If you are interested in learning more about tracking macros, the USDA Body Weight Planner is a good place to start. It gives you an idea of how many calories you need to consume based on your current age, body weight, and activity level, in order to maintain, gain, or lose body weight.
5. Supplements are a must
We are bombarded with so many supplement ads, how do you know which one(s) to take?
Well, sadly, they all probably suck. Consumers who buy these supplements are typically already health conscious to an extent, or on their way to being more conscious of what they consume. This explains the placebo effect associated with supplement intake. Most of the supplements you see that claim drastic weight-loss effects are actually not very effective when studied (such as here, here, and here).
In studies focusing on supplement intake, the most effective (and least health-risky) ones in helping with MODEST weight-loss are naturally occurring, such as green tree extract and some caffeine sources. Keep in mind, this may only be a pound or two per month.
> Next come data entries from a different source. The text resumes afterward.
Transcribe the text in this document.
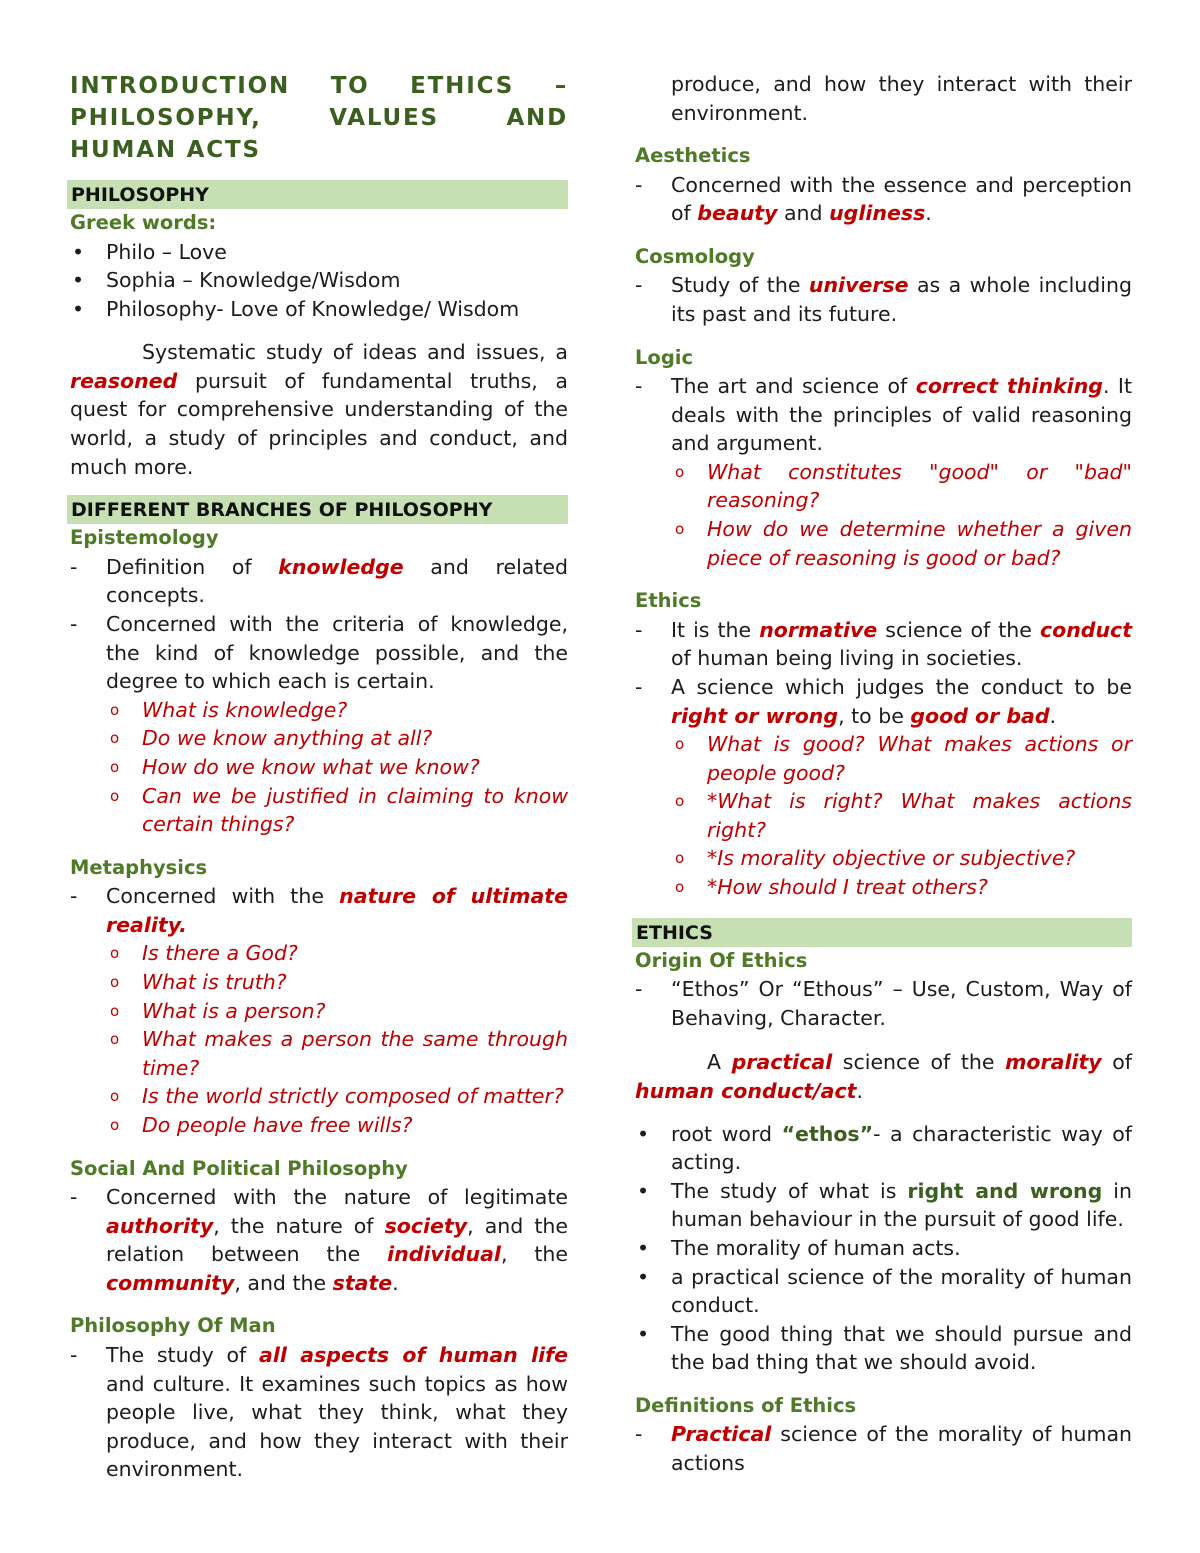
INTRODUCTION TO ETHICS – PHILOSOPHY, VALUES AND HUMAN ACTS
PHILOSOPHY
Greek words:
• Philo – Love
• Sophia – Knowledge/Wisdom
• Philosophy- Love of Knowledge/ Wisdom
Systematic study of ideas and issues, a reasoned pursuit of fundamental truths, a quest for comprehensive understanding of the world, a study of principles and conduct, and much more.
DIFFERENT BRANCHES OF PHILOSOPHY
Epistemology
- Definition of knowledge and related concepts.
- Concerned with the criteria of knowledge, the kind of knowledge possible, and the degree to which each is certain.
o What is knowledge?
o Do we know anything at all?
o How do we know what we know?
o Can we be justified in claiming to know certain things?
Metaphysics
- Concerned with the nature of ultimate reality.
o Is there a God?
o What is truth?
o What is a person?
o What makes a person the same through time?
o Is the world strictly composed of matter?
o Do people have free wills?
Social And Political Philosophy
- Concerned with the nature of legitimate authority, the nature of society, and the relation between the individual, the community, and the state.
Philosophy Of Man
- The study of all aspects of human life and culture. It examines such topics as how people live, what they think, what they produce, and how they interact with their environment.
- produce, and how they interact with their environment.
Aesthetics
- Concerned with the essence and perception of beauty and ugliness.
Cosmology
- Study of the universe as a whole including its past and its future.
Logic
- The art and science of correct thinking. It deals with the principles of valid reasoning and argument.
o What constitutes "good" or "bad" reasoning?
o How do we determine whether a given piece of reasoning is good or bad?
Ethics
- It is the normative science of the conduct of human being living in societies.
- A science which judges the conduct to be right or wrong, to be good or bad.
o What is good? What makes actions or people good?
o *What is right? What makes actions right?
o *Is morality objective or subjective?
o *How should I treat others?
ETHICS
Origin Of Ethics
- “Ethos” Or “Ethous” – Use, Custom, Way of Behaving, Character.
A practical science of the morality of human conduct/act.
• root word “ethos”- a characteristic way of acting.
• The study of what is right and wrong in human behaviour in the pursuit of good life.
• The morality of human acts.
• a practical science of the morality of human conduct.
• The good thing that we should pursue and the bad thing that we should avoid.
Definitions of Ethics
- Practical science of the morality of human actions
Rule of thumb: There is no magic pill. If the product claims it will drastically help you lose weight, then the only weight-loss you’ll experience is from your wallet.
6. Just eat less and exercise more
Body fat is basically stored energy, aka those things we call “calories”. If you consume less than you expend, fat-loss occurs. This is factual. We can all agree here, right?
Due to this, it makes sense that “eating less and exercising more” is simple logic to go by since it targets both sides of the equation. Well, not necessarily.
For people who are constantly struggling to lose weight, starvation through underconsumption and strenuous training is the worst piece of advice to go by. Losing body fat, or more specifically changing your body composition, is a product of physiological, behavioral, and environmental factors. This gets more complicated if one suffers from biological issues such as hypothyroidism or sleep apnea.
The best way to reduce chances of weight regain is to implement long-term interventions that target all three factors. Sure, cutting out the dozen of Krispy Kreme donuts every week will help shed some pounds, but getting enough sleep, surrounding yourself with like-minded people, and meditating are just as necessary.